Informação é a palavra-chave. Se não conhecêssemos a informação da Bosch, talvez tivéssemos pago por este serviço desnecessário. Obviamente mandamos fazer apenas os serviços exigidos pela garantia, mas a má-fé do consultor foi extremamente desagradável.
Além de empurrar um serviço desnecessário, este profissional-lixo mente, dizendo que a montadora indica este serviço. Tudo isso dito em um tom pouco simpático e nada vendedor, como se estivéssemos pedindo um favor ao invés de contratar um serviço pago.
Muitas vezes o dono de uma empresa desconhece o comportamento de seus vendedores, sem saber que estão agindo de má-fé ou passando informações incorretas. Em outros casos o próprio dono da empresa incentiva esta postura, acreditando que, para aumentar o faturamento tudo é permitido. Não importa. Em qualquer um dos casos o cliente é feito de idiota e, quando descobre que foi enganado, procura outra empresa para entregar seu dinheiro.
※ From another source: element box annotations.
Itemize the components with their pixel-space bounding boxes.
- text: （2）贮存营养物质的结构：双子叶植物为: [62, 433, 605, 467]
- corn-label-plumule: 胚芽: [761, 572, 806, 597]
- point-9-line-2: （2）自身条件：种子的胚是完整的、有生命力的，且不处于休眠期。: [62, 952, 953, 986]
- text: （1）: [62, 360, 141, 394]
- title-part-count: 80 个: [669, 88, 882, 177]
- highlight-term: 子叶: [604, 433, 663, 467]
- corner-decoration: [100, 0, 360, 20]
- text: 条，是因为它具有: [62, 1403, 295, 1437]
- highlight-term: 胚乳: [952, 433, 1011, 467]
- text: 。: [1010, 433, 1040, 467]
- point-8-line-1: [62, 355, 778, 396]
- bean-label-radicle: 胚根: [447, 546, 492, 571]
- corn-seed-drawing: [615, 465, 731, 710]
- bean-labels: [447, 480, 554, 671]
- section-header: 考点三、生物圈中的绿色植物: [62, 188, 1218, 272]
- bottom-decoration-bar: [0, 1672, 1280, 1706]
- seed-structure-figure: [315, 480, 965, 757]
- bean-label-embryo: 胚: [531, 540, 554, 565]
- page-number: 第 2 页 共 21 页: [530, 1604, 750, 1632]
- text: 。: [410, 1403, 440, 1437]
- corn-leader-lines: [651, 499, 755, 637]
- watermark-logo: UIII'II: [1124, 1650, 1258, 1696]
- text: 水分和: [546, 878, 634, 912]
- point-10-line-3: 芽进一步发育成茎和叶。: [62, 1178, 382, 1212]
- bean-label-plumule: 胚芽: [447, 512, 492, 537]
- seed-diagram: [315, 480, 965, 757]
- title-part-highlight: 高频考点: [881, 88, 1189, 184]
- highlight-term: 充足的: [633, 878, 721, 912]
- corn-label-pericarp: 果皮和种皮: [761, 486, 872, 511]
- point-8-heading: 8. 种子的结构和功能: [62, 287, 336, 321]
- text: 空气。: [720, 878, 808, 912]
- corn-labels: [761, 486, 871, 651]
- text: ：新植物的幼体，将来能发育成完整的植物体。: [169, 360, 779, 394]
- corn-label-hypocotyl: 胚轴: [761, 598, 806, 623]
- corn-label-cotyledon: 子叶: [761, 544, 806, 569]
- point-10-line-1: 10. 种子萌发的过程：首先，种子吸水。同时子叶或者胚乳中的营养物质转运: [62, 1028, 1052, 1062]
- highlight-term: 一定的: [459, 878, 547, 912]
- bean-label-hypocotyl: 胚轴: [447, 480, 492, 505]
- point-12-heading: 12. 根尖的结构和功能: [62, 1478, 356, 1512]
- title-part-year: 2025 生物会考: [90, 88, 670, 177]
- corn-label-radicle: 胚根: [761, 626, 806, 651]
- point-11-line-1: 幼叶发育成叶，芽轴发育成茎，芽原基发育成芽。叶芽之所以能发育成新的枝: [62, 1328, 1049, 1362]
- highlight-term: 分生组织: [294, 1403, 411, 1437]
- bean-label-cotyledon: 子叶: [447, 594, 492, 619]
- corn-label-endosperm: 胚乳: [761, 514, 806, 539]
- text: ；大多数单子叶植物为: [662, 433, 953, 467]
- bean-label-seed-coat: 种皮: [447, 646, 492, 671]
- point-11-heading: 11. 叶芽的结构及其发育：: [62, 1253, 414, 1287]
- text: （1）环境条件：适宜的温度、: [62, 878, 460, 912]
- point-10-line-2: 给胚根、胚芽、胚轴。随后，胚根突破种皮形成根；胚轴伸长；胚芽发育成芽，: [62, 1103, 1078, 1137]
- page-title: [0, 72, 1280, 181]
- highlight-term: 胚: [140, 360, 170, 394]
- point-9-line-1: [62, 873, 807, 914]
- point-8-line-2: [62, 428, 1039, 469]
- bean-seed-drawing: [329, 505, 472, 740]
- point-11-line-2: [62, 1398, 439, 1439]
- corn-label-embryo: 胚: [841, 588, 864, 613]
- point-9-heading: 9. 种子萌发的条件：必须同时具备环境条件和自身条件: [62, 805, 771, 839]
Para concluir a minha história, entrarei em contato com a Volkswagen (marca do nosso carro) e fornecerei o nome da concessionária (Sabrico, em S. Paulo) e do consultor, cobrando explicações. A Volks, por sua vez, tem duas possíveis ações: pode tomar providências ou pode se fazer de cega, surda e muda. Dependendo da resposta que eu receber, posso esquecer que compro carros VW há mais de 20 anos e, na minha próxima compra, quem sabe, pensar num Fiat, GM, Ford ou qualquer outro.
Tome cuidado quando um vendedor lhe empurrar algo que você não precisa. Se você tem uma empresa, lembre-se de pensar como um consumidor, mesmo quando estiver analisando o seu negócio e nunca se esqueça que você e outras pessoas estão lendo este texto e que opiniões negativas nem sempre podem ser controladas.